The hair shaft is majorly composed of hair keratins and their associated proteins (KRTAPs). KRTAPs are products of diverse gene families resulting from gene duplication events in their evolutionary history. These genes are typically small, comprising a single exon less than 1,000 base pairs long. Over the last decade, numerous KRTAP genes have been identified across mammals, including humans. They are categorized into three groups based on their amino acid composition: high sulfur (with <30 mol% cysteine), ultrahigh sulfur (>30 mol% cysteine), and high glycine/tyrosine. Hair keratins form intermediate filaments (KIFs) within trichocytes, specialized cells that contribute to hair formation. As these cells move upward in the cortex, KIFs aggregate, surrounded by a space called the matrix. KRTAPs, also known as KAPs, are a significant part of this matrix between KIFs. It's suggested that KRTAPs play a role in establishing a cross-linked network with KIFs, contributing to the creation of the rigid hair shaft.

== Gene expression ==
During hair growth, as follicle bulb cells swiftly transform into cortical or cuticle hair keratinocytes, approximately 50-100 keratin genes become activated at the transcriptional level. However, this intricate process can be simplified into a few highly preserved gene families. In cortical keratinocytes, distinct patterns of keratin gene expression are evident, indicating the presence of different hierarchical transcription processes among various cell types. Examination of keratin gene promoter regions reveals conserved sequence motifs that might govern these cell-specific traits. Moreover, through the isolation of related sheep and human cuticle keratin genes, conserved DNA motifs and expression patterns during cuticle cell differentiation have been discovered. Further, the expression of sheep wool follicle IF and high-sulfur keratin genes in transgenic mice suggests that the regulatory DNA elements and proteins associated with hair keratin genes maintain functional conservation across mammalian species.

== Clinical significance ==

=== Breast cancer ===
Keratin constitutes a large multigene family known as cytokeratins. These cytokeratins are differentially expressed across various epithelial types and have been extensively studied as markers for breast cancer. They are categorized into acidic type I and basic-to-neutral type II cytokeratins. The intermediate filament network is formed by the necessary pairing of equal amounts of type I and type II keratins. While hair keratins, such as KRT81, are typical in hard-keratinized structures like hair and nails, they are thought to serve as structural proteins specific to these organs without expression elsewhere, such as the mammary gland.

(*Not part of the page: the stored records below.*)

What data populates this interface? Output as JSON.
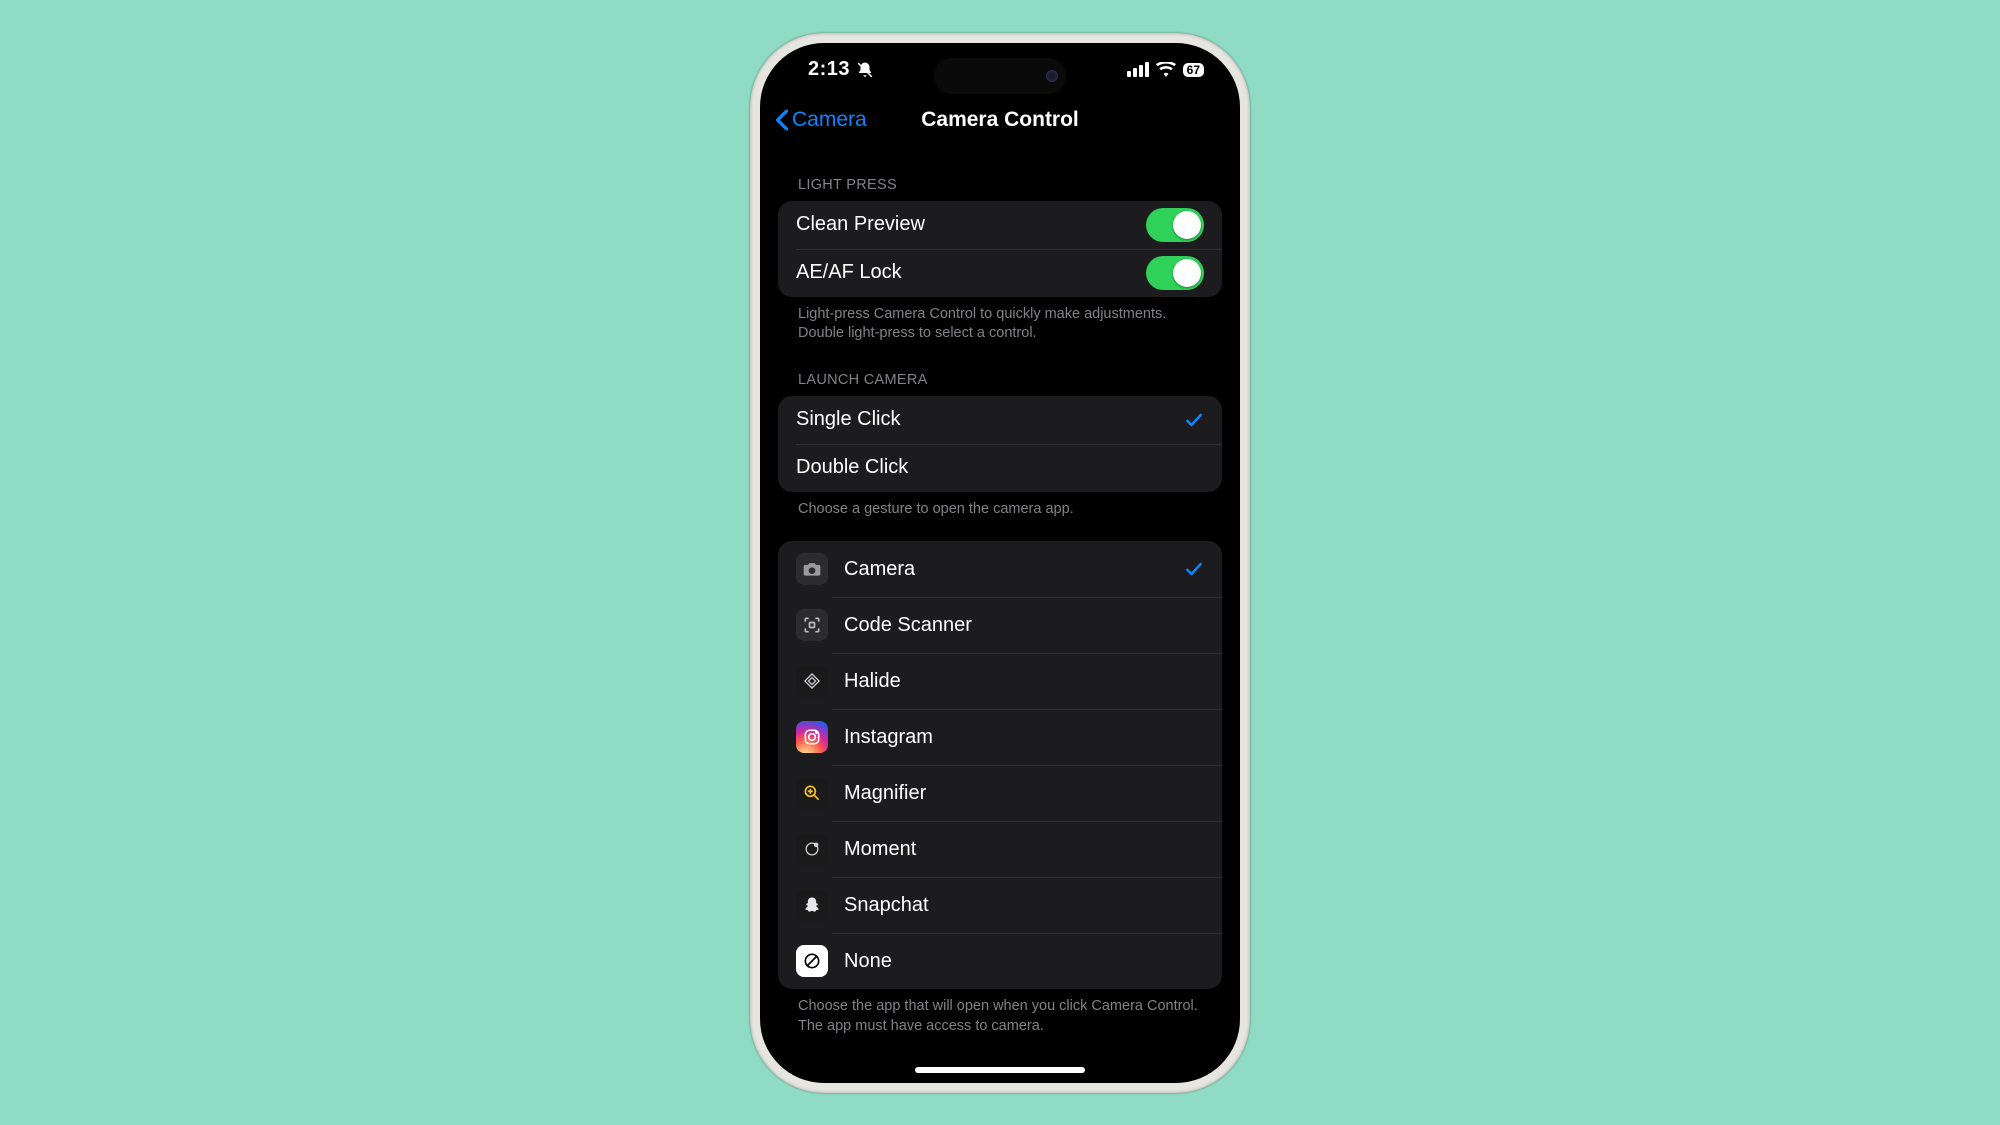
{
  "status": {
    "time": "2:13",
    "battery": "67"
  },
  "nav": {
    "back_label": "Camera",
    "title": "Camera Control"
  },
  "sections": {
    "light_press": {
      "header": "Light Press",
      "items": {
        "clean_preview": {
          "label": "Clean Preview",
          "on": true
        },
        "aeaf_lock": {
          "label": "AE/AF Lock",
          "on": true
        }
      },
      "footer": "Light-press Camera Control to quickly make adjustments. Double light-press to select a control."
    },
    "launch_camera": {
      "header": "Launch Camera",
      "items": {
        "single": {
          "label": "Single Click",
          "selected": true
        },
        "double": {
          "label": "Double Click",
          "selected": false
        }
      },
      "footer": "Choose a gesture to open the camera app."
    },
    "apps": {
      "items": {
        "camera": {
          "label": "Camera",
          "selected": true
        },
        "code_scanner": {
          "label": "Code Scanner",
          "selected": false
        },
        "halide": {
          "label": "Halide",
          "selected": false
        },
        "instagram": {
          "label": "Instagram",
          "selected": false
        },
        "magnifier": {
          "label": "Magnifier",
          "selected": false
        },
        "moment": {
          "label": "Moment",
          "selected": false
        },
        "snapchat": {
          "label": "Snapchat",
          "selected": false
        },
        "none": {
          "label": "None",
          "selected": false
        }
      },
      "footer": "Choose the app that will open when you click Camera Control. The app must have access to camera."
    }
  },
  "colors": {
    "background": "#8fdbc4",
    "accent": "#0a84ff",
    "toggle_on": "#30d158",
    "group_bg": "#1c1c1e"
  }
}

KRT81, a type II hair keratin, is a major hair protein expressed in the hair cortex. Despite being typically associated with hair structures, KRT81 expression has been observed in the SKBR3 human breast cancer cell line and metastatic lymph nodes of breast carcinomas, but not in normal breast epithelial cells. Moreover, the expressed KRT81 was found to be a 5′-truncated isoform (ΔHb1), with the full-length protein not being expressed. However, the exact function of this truncated form in breast cancer cells remains unclear.

Western blot analysis detected the presence of the complete 55-kDa KRT81 in various human breast cancer cell lines (MCF7, SKBR3, MDA-MB-231), normal human mammary epithelial cells (HMEC), and non-neoplastic cells (MCF10A). Reverse transcription-polymerase chain reaction confirmed the expression of the full-length KRT81, encompassing its 5' region, in breast cells. Immunohistochemical and immunofluorescence examinations located KRT81 within the cytoplasm. Additionally, in KRT81-knockdown MDA-MB231 cells, zymography illustrated decreased MMP9 activity, while scratch and invasion assays demonstrated diminished cell migration and invasion capabilities. This presents the first evidence of complete KRT81 expression in both normal breast epithelial cells and breast cancer cells. Furthermore, the findings suggest that KRT81 plays a role in the migration and invasion of breast cancer cells.